Heute, am 13. Mai 2026, erreicht uns eine beunruhigende Nachricht aus Schafstedt, einem beschaulichen Ort in Dithmarschen. Am 7. Mai wurde hier eine ältere Dame Opfer eines skrupellosen Betrugs, der mit einem hohen Vermögensschaden einherging. Der Täter, der sich als Bankmitarbeiter ausgab, informierte die Geschädigte telefonisch darüber, dass ihr Bankkonto gehackt worden sei. Er forderte sie auf, ihm Zugriff auf ihren PC zu gewähren – ein typisches Vorgehen von Cyberkriminellen, um an sensible Daten zu gelangen.

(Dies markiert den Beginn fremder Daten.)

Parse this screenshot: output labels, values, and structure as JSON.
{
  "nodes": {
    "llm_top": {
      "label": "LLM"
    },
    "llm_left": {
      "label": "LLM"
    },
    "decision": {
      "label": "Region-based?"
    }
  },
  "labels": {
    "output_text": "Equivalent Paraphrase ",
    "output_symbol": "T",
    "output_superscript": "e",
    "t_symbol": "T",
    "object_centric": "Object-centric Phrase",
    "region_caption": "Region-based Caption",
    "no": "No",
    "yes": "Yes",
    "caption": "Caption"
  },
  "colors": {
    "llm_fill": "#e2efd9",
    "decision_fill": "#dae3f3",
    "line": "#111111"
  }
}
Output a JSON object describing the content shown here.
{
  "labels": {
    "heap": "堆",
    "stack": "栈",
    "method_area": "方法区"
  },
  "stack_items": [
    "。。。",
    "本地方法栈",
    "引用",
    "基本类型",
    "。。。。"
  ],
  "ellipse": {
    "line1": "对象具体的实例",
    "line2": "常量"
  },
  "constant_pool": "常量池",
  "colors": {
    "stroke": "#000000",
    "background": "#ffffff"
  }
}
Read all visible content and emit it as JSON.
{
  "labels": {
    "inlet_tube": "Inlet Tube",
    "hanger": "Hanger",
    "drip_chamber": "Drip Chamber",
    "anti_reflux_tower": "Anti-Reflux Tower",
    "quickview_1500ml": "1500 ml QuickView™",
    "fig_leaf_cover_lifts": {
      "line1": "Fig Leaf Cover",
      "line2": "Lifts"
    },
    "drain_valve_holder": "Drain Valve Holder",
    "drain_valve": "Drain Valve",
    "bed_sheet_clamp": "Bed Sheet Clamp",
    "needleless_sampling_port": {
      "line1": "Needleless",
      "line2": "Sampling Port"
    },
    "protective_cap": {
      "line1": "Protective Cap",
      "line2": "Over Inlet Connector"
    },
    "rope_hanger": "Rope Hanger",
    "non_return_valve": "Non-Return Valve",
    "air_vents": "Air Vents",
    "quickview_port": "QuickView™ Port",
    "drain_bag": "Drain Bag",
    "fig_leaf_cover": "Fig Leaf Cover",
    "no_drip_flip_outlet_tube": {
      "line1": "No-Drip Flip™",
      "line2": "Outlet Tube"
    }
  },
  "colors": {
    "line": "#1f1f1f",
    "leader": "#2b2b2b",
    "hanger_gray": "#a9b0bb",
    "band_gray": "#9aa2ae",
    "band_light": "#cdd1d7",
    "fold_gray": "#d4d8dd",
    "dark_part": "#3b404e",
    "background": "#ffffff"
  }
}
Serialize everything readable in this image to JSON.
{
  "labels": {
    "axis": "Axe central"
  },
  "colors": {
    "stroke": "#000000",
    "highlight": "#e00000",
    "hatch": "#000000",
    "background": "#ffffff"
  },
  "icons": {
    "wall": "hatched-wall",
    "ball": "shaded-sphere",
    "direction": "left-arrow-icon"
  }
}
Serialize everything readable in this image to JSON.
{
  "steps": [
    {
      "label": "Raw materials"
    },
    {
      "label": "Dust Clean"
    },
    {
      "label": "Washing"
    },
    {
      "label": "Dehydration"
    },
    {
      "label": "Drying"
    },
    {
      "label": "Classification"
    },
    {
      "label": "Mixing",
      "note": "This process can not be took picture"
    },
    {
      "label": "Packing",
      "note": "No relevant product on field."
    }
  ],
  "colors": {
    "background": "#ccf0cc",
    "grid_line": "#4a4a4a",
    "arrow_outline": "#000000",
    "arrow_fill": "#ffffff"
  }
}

Im Nachgang zu diesem Gespräch wurden gleich zwei Abbuchungen von ihrem Konto veranlasst, was die Schreckensnachricht perfekt abrundete: Insgesamt wurden etwa 35.000 Euro erbeutet. Die Polizei der Polizeidirektion Itzehoe gibt in ihrer Warnung den klaren Hinweis, dass echte Bankmitarbeiter niemals nach Passwörtern oder sensiblen Informationen fragen. „Wenn Sie Zweifel haben, besuchen Sie am besten die nächste Filiale“, raten die Beamten. Ein guter Rat, der in der digitalen Welt von heute oft übersehen wird.
Ein Anstieg der Cyberkriminalität
Die traurige Wahrheit ist, dass solche Fälle nicht isoliert sind. Im Jahr 2025 wurde ein bemerkenswerter Anstieg von Cyberkriminalität in Deutschland festgestellt. Gerade der Bereich des Onlineshoppings war besonders betroffen. Laut dem Cybersicherheitsmonitor 2026, einer Studie, die auf einer Umfrage unter über 3.000 Personen basiert, wurde jeder neunte Internetnutzer Opfer von digitalen Straftaten. Das ist ein Anstieg von 7 auf 11 Prozent im Vergleich zum Vorjahr. Unfassbar, oder?
Die häufigsten Delikte sind Betrug beim Online-Shopping und unberechtigter Zugriff auf Online-Accounts. Phishing-Angriffe haben ebenfalls zugenommen. Fast 88 Prozent der Betroffenen erlitten einen Schaden, wobei 33 Prozent finanzielle Verluste zu beklagen hatten. Und während viele Menschen ein trügerisches Gefühl der Sicherheit haben, zeigen die Zahlen, dass über 55 Prozent der Befragten ihr Risiko, Opfer von Cyberkriminalität zu werden, für gering oder ausgeschlossen halten. Das ist eine besorgniserregende Fehleinschätzung!
Wichtige Präventionsmaßnahmen
Die Polizeiliche Kriminalprävention und BSI-Präsidentin Claudia Plattner fordern mehr Bewusstsein für Cybersicherheit im Alltag. Es ist von enormer Bedeutung, dass die Menschen lernen, wie sie sich besser schützen können. Starke Passwörter und Antivirenprogramme sind zwar bekannt, aber viele nutzen diese Maßnahmen nicht regelmäßig. Laut der Umfrage ist auch die empfundene Komplexität von Sicherheitsmaßnahmen ein Grund für die mangelnde Absicherung. Ein Aufruf an alle: Seid wachsam, informiert euch und geht auf Nummer sicher!
Das Thema Cyberkriminalität ist mittlerweile in der Mitte unserer Gesellschaft angekommen. Der Fall in Schafstedt ist nur die Spitze des Eisbergs. Wenn wir nicht aufpassen, könnte jeder von uns das nächste Opfer sein. Bleiben Sie also aufmerksam und schützen Sie Ihre sensiblen Daten, denn niemand möchte in die Fänge solcher Betrüger geraten.